International students in the United States, including Indians, could face the risk of having to leave the country after graduation due to a new bill that seeks to end an immigration benefit allowing them to seek temporary employment after completing their studies.

The Optional Practical Training programme for work authorisation allows foreign graduates to work in the United States for up to a year after completing their academic course. Students who pursued science, technology, engineering, and mathematics, are allowed to extend this authorisation for up to two more years.

More than 3.31 lakh students from India were enrolled in various programmes in the United States in 2023-’24, according to a report by Open Doors, an information resource on international students. Over a third of them were eligible for the Optional Practical Training program for work authorisation, Economic Times reported.
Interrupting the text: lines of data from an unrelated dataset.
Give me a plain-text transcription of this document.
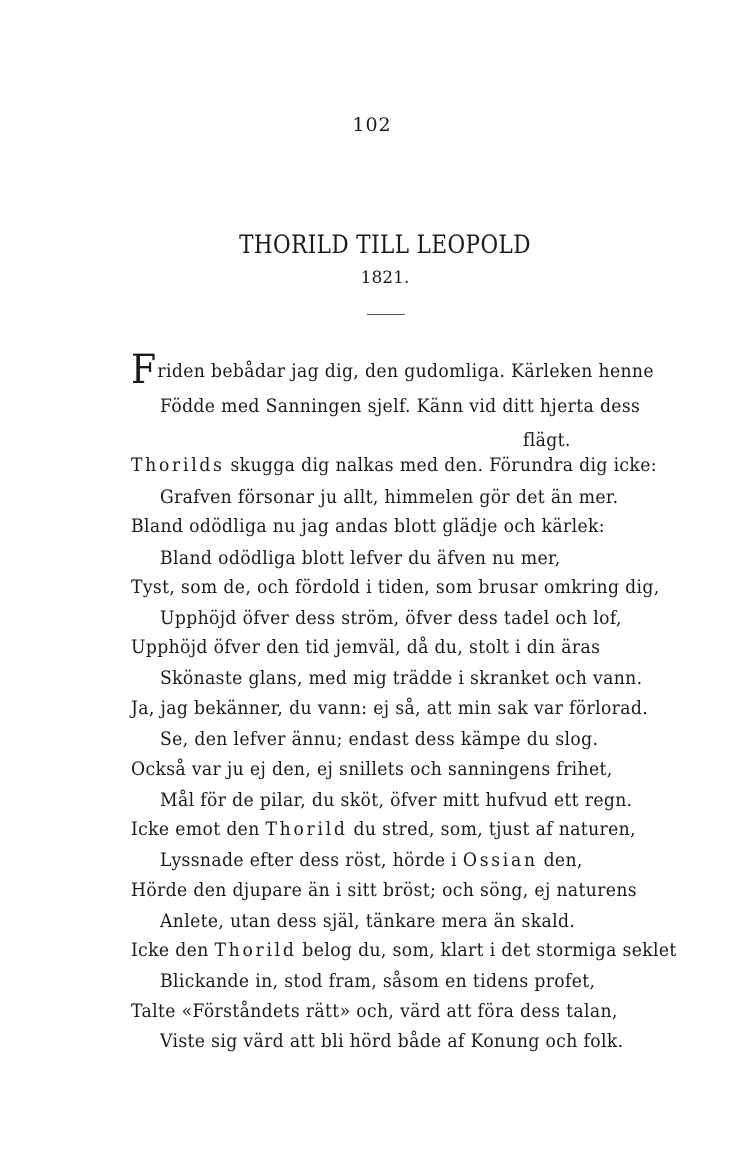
102
THORILD TILL LEOPOLD
1821.
Friden bebådar jag dig, den gudomliga. Kärleken henne
Födde med Sanningen sjelf. Känn vid ditt hjerta dess
flägt.
Thorilds skugga dig nalkas med den. Förundra dig icke:
Grafven försonar ju allt, himmelen gör det än mer.
Bland odödliga nu jag andas blott glädje och kärlek:
Bland odödliga blott lefver du äfven nu mer,
Tyst, som de, och fördold i tiden, som brusar omkring dig,
Upphöjd öfver dess ström, öfver dess tadel och lof,
Upphöjd öfver den tid jemväl, då du, stolt i din äras
Skönaste glans, med mig trädde i skranket och vann.
Ja, jag bekänner, du vann: ej så, att min sak var förlorad.
Se, den lefver ännu; endast dess kämpe du slog.
Också var ju ej den, ej snillets och sanningens frihet,
Mål för de pilar, du sköt, öfver mitt hufvud ett regn.
Icke emot den Thorild du stred, som, tjust af naturen,
Lyssnade efter dess röst, hörde i Ossian den,
Hörde den djupare än i sitt bröst; och söng, ej naturens
Anlete, utan dess själ, tänkare mera än skald.
Icke den Thorild belog du, som, klart i det stormiga seklet
Blickande in, stod fram, såsom en tidens profet,
Talte «Förståndets rätt» och, värd att föra dess talan,
Viste sig värd att bli hörd både af Konung och folk.
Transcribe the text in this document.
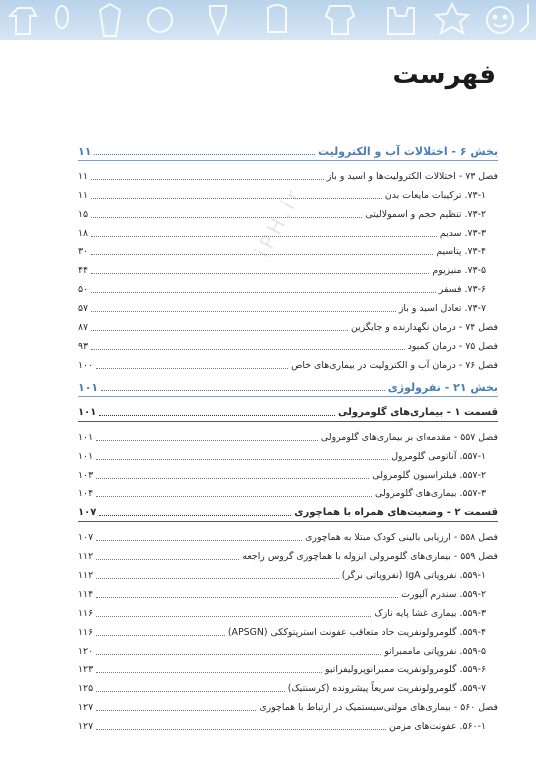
فهرست
iPH.ir
بخش ۶ - اختلالات آب و الکترولیت
۱۱
فصل ۷۳ - اختلالات الکترولیت‌ها و اسید و باز
۱۱
۷۳-۱. ترکیبات مایعات بدن
۱۱
۷۳-۲. تنظیم حجم و اسمولالیتی
۱۵
۷۳-۳. سدیم
۱۸
۷۳-۴. پتاسیم
۳۰
۷۳-۵. منیزیوم
۴۴
۷۳-۶. فسفر
۵۰
۷۳-۷. تعادل اسید و باز
۵۷
فصل ۷۴ - درمان نگهدارنده و جایگزین
۸۷
فصل ۷۵ - درمان کمبود
۹۳
فصل ۷۶ - درمان آب و الکترولیت در بیماری‌های خاص
۱۰۰
بخش ۲۱ - نفرولوژی
۱۰۱
قسمت ۱ - بیماری‌های گلومرولی
۱۰۱
فصل ۵۵۷ - مقدمه‌ای بر بیماری‌های گلومرولی
۱۰۱
۵۵۷-۱. آناتومی گلومرول
۱۰۱
۵۵۷-۲. فیلتراسیون گلومرولی
۱۰۳
۵۵۷-۳. بیماری‌های گلومرولی
۱۰۴
قسمت ۲ - وضعیت‌های همراه با هماچوری
۱۰۷
فصل ۵۵۸ - ارزیابی بالینی کودک مبتلا به هماچوری
۱۰۷
فصل ۵۵۹ - بیماری‌های گلومرولی ایزوله با هماچوری گروس راجعه
۱۱۲
۵۵۹-۱. نفروپاتی IgA (نفروپاتی برگر)
۱۱۲
۵۵۹-۲. سندرم آلپورت
۱۱۴
۵۵۹-۳. بیماری غشا پایه نازک
۱۱۶
۵۵۹-۴. گلومرولونفریت حاد متعاقب عفونت استرپتوککی (APSGN)
۱۱۶
۵۵۹-۵. نفروپاتی ماممبرانو
۱۲۰
۵۵۹-۶. گلومرولونفریت ممبرانوپرولیفراتیو
۱۲۳
۵۵۹-۷. گلومرولونفریت سریعاً پیشرونده (کرسنتیک)
۱۲۵
فصل ۵۶۰ - بیماری‌های مولتی‌سیستمیک در ارتباط با هماچوری
۱۲۷
۵۶۰-۱. عفونت‌های مزمن
۱۲۷
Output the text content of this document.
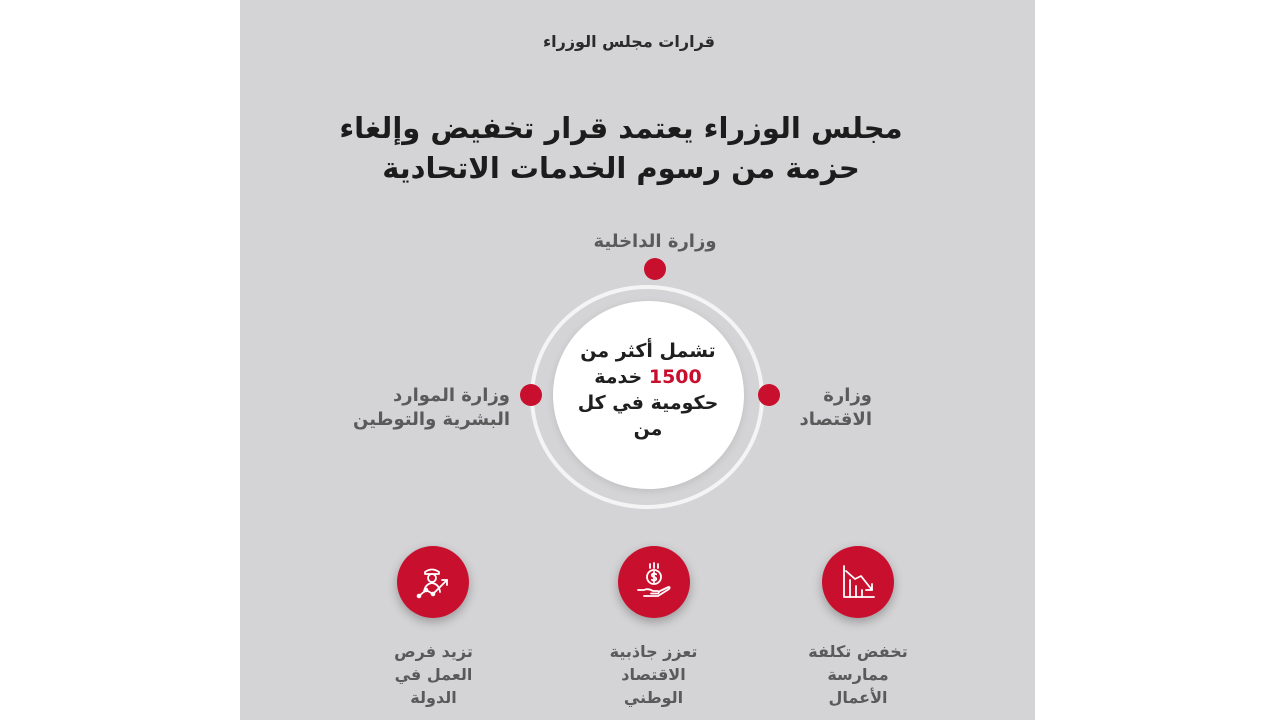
قرارات مجلس الوزراء
مجلس الوزراء يعتمد قرار تخفيض وإلغاء
حزمة من رسوم الخدمات الاتحادية
تشمل أكثر من
1500 خدمة
حكومية في كل
من
وزارة الداخلية
وزارة
الاقتصاد
وزارة الموارد
البشرية والتوطين
تزيد فرص
العمل في
الدولة
تعزز جاذبية
الاقتصاد
الوطني
تخفض تكلفة
ممارسة
الأعمال
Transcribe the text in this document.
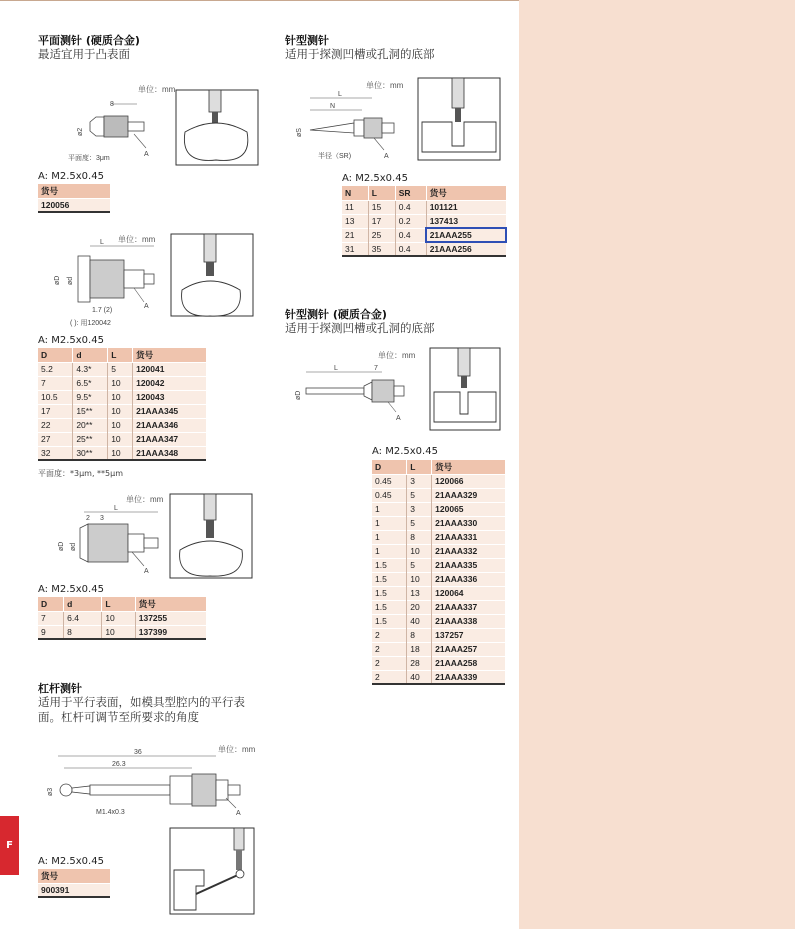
F
平面测针 (硬质合金)
最适宜用于凸表面
单位：mm
8
ø2
平面度：3μm
A
A: M2.5x0.45
货号
120056
单位：mm
L
øD ød
1.7 (2)
( ): 用120042
A
A: M2.5x0.45
D	d	L	货号
5.2	4.3*	5	120041
7	6.5*	10	120042
10.5	9.5*	10	120043
17	15**	10	21AAA345
22	20**	10	21AAA346
27	25**	10	21AAA347
32	30**	10	21AAA348
平面度：*3μm, **5μm
单位：mm
L
2 3
øD ød
A
A: M2.5x0.45
D	d	L	货号
7	6.4	10	137255
9	8	10	137399
杠杆测针
适用于平行表面，如模具型腔内的平行表面。杠杆可调节至所要求的角度
单位：mm
36
26.3
ø3
M1.4x0.3	A
A: M2.5x0.45
货号
900391
针型测针
适用于探测凹槽或孔洞的底部
单位：mm
L
N
øS
半径（SR)	A
A: M2.5x0.45
N	L	SR	货号
11	15	0.4	101121
13	17	0.2	137413
21	25	0.4	21AAA255
31	35	0.4	21AAA256
针型测针 (硬质合金)
适用于探测凹槽或孔洞的底部
单位：mm
L	7
øD
A
A: M2.5x0.45
D	L	货号
0.45	3	120066
0.45	5	21AAA329
1	3	120065
1	5	21AAA330
1	8	21AAA331
1	10	21AAA332
1.5	5	21AAA335
1.5	10	21AAA336
1.5	13	120064
1.5	20	21AAA337
1.5	40	21AAA338
2	8	137257
2	18	21AAA257
2	28	21AAA258
2	40	21AAA339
The Fairness for High-Skilled Americans Act proposes to end the Optional Practical Training programme, arguing that it “undercuts American workers, particularly higher-skilled workers and recent college graduates, by giving employers a tax incentive to hire inexpensive, foreign labor under the guise of student training”.

NumbersUSA, an advocacy group seeking to lower immigration levels, said that the proposed law, if passed, would “encourage domestic recruitment of our best and brightest”.

“Fewer than half of all STEM [science, technology, engineering, and mathematics] graduates find careers in their fields,” Roy Beck, the founder of the organisation was quoted as saying by ABC27. "Why should our government discourage employers from hiring our home-grown graduates?”

If the bill is passed, Indian students will either have to leave the US immediately after their academic programmes end or fast-track their transition to an H-1B visa at the earliest, the Economic Times reported.

The H-1B visa is a non-immigrant visa that allows companies in the US to temporarily employ foreign workers for special occupations.

“The biggest fallout, though, will be missing out on work opportunities and the ability to earn a US salary for a couple of years or so to pay back hefty student loans,” Poorvi Chothani, the founder of an immigration law firm in the US, told Economic Times.

Previous efforts to abolish the Optional Practical Training program have failed. However this bill comes amid a broader anti-immigrant policy shift under the Donald Trump administration.